Mas qual seria a verdadeira importância desse “novo” personagem chamado Soleimani, indivíduo que até o ano passado era um anônimo para o mundo Ocidental, mas cuja morte poderia ser o estopim de um novo conflito bélico internacional? Em relação a isso, é possível notar que mais do que um exímio comandante militar, com experiência em operações desde a Guerra Fria, Soleimani detinha no Irã quase que a mesma importância política do Aiatolá Ali Khamenei. Isso fazia o general iraniano ser não apenas um alvo militar, mas também político.

Desse modo, a morte desse personagem certamente traria enormes repercussões. Ainda mais quando consideramos o cenário atual do Irã, que desde a Revolução Mulçumana, talvez esteja vivendo o período de maior instabilidade em seu regime. É que desde o ano passado, milhares de iranianos protestam contra o regime do país, reivindicando por uma mudança na estrutura político-econômica, que implicaria, assim, em uma maior abertura econômica do país e pela garantia de maiores liberdades individuais. Antes mesmo da morte de Soleimani, já estavam ocorrendo protestos severamente reprimidos pela Guarda Revolucionária Iraniana.

A morte de Soleimani, aparentemente, parecia ser o elo que iria unir o povo iraniano contra o “grande inimigo” norte americano, algo que poderia ser facilmente interpretado pelo tamanho do cortejo fúnebre de Soleimani.
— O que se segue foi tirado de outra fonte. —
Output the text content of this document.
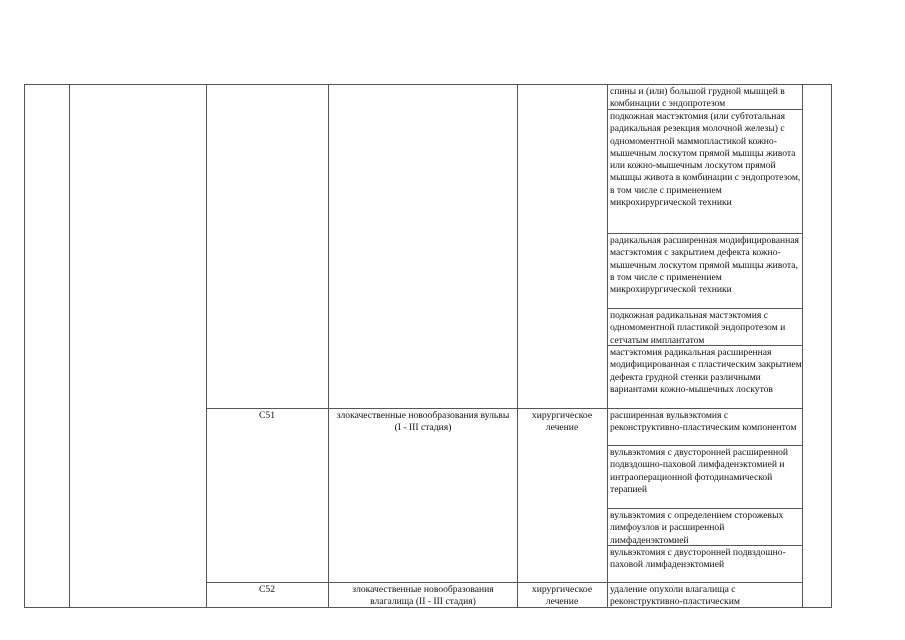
спины и (или) большой грудной мышцей в комбинации с эндопротезом
подкожная мастэктомия (или субтотальная радикальная резекция молочной железы) с одномоментной маммопластикой кожно-мышечным лоскутом прямой мышцы живота или кожно-мышечным лоскутом прямой мышцы живота в комбинации с эндопротезом, в том числе с применением микрохирургической техники
радикальная расширенная модифицированная мастэктомия с закрытием дефекта кожно-мышечным лоскутом прямой мышцы живота, в том числе с применением микрохирургической техники
подкожная радикальная мастэктомия с одномоментной пластикой эндопротезом и сетчатым имплантатом
мастэктомия радикальная расширенная модифицированная с пластическим закрытием дефекта грудной стенки различными вариантами кожно-мышечных лоскутов
C51	злокачественные новообразования вульвы (I - III стадия)
хирургическое лечение
расширенная вульвэктомия с реконструктивно-пластическим компонентом
вульвэктомия с двусторонней расширенной подвздошно-паховой лимфаденэктомией и интраоперационной фотодинамической терапией
вульвэктомия с определением сторожевых лимфоузлов и расширенной лимфаденэктомией
вульвэктомия с двусторонней подвздошно-паховой лимфаденэктомией
C52	злокачественные новообразования влагалища (II - III стадия)
хирургическое лечение
удаление опухоли влагалища с реконструктивно-пластическим
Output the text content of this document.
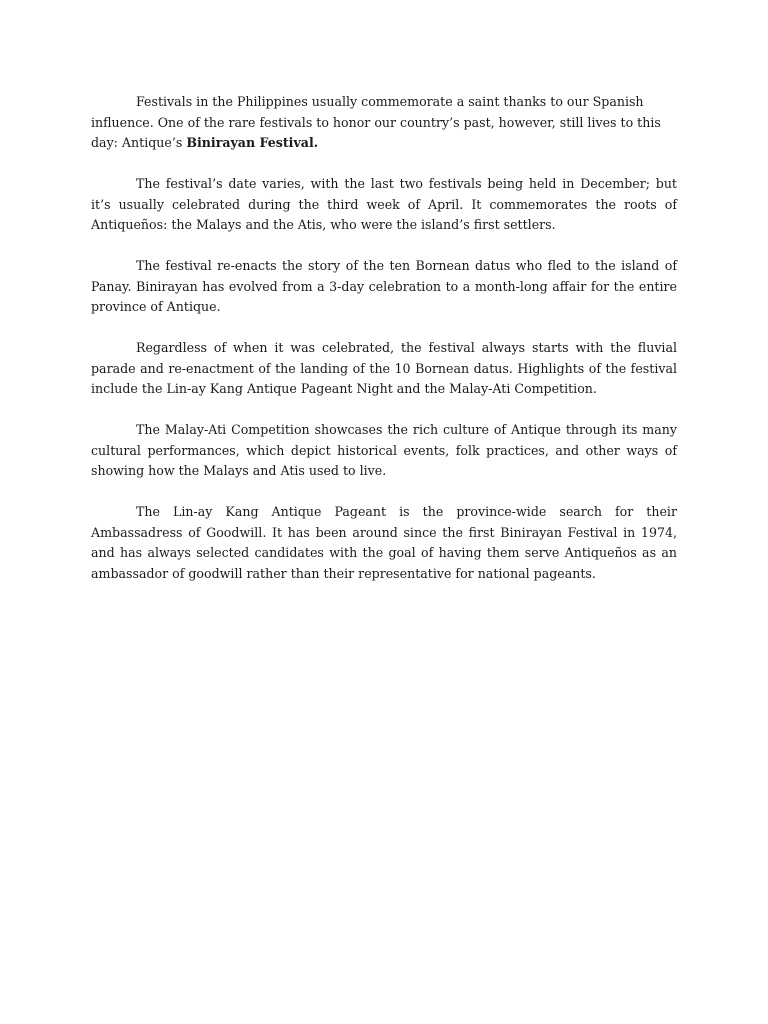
Festivals in the Philippines usually commemorate a saint thanks to our Spanish influence. One of the rare festivals to honor our country’s past, however, still lives to this day: Antique’s Binirayan Festival.

The festival’s date varies, with the last two festivals being held in December; but it’s usually celebrated during the third week of April. It commemorates the roots of Antiqueños: the Malays and the Atis, who were the island’s first settlers.

The festival re-enacts the story of the ten Bornean datus who fled to the island of Panay. Binirayan has evolved from a 3-day celebration to a month-long affair for the entire province of Antique.

Regardless of when it was celebrated, the festival always starts with the fluvial parade and re-enactment of the landing of the 10 Bornean datus. Highlights of the festival include the Lin-ay Kang Antique Pageant Night and the Malay-Ati Competition.

The Malay-Ati Competition showcases the rich culture of Antique through its many cultural performances, which depict historical events, folk practices, and other ways of showing how the Malays and Atis used to live.

The Lin-ay Kang Antique Pageant is the province-wide search for their Ambassadress of Goodwill. It has been around since the first Binirayan Festival in 1974, and has always selected candidates with the goal of having them serve Antiqueños as an ambassador of goodwill rather than their representative for national pageants.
Não obstante a isso, o contexto tornou-se mais complexo do que aparentava, com os manifestantes iranianos retornando às ruas com as suas próprias reivindicações, que agora incluem, cada vez mais, o pedido pela renúncia do Aiatolá. Embora com o pano de fundo da derrubada absurda de um avião ucraniano, as reivindicações dos manifestantes são mais amplas.

Então, teria sido a morte de Soleimani apenas um movimento estratégico visando algo muito maior? Isso é algo difícil de responder – ainda mais quando não se faz parte da inteligência militar norte americana -, mas o certo é que os EUA conheciam muito bem o seu alvo. Trump pode ser tudo, menos leigo em questões estratégicas.

A grande questão talvez esteja no direcionamento dos efeitos da morte de Soleimani. Será que irá unir o povo iraniano contra os EUA, ou talvez irá unir ainda mais o povo iraniano contra o regime do Aiatolá? Sobre essas novas questões, apenas o futuro poderá responder. Porém, do que se pode observar até então, fica cada vez mais aparente a impressão de que os EUA mataram Soleimani, mas miraram em Ali Khamenei.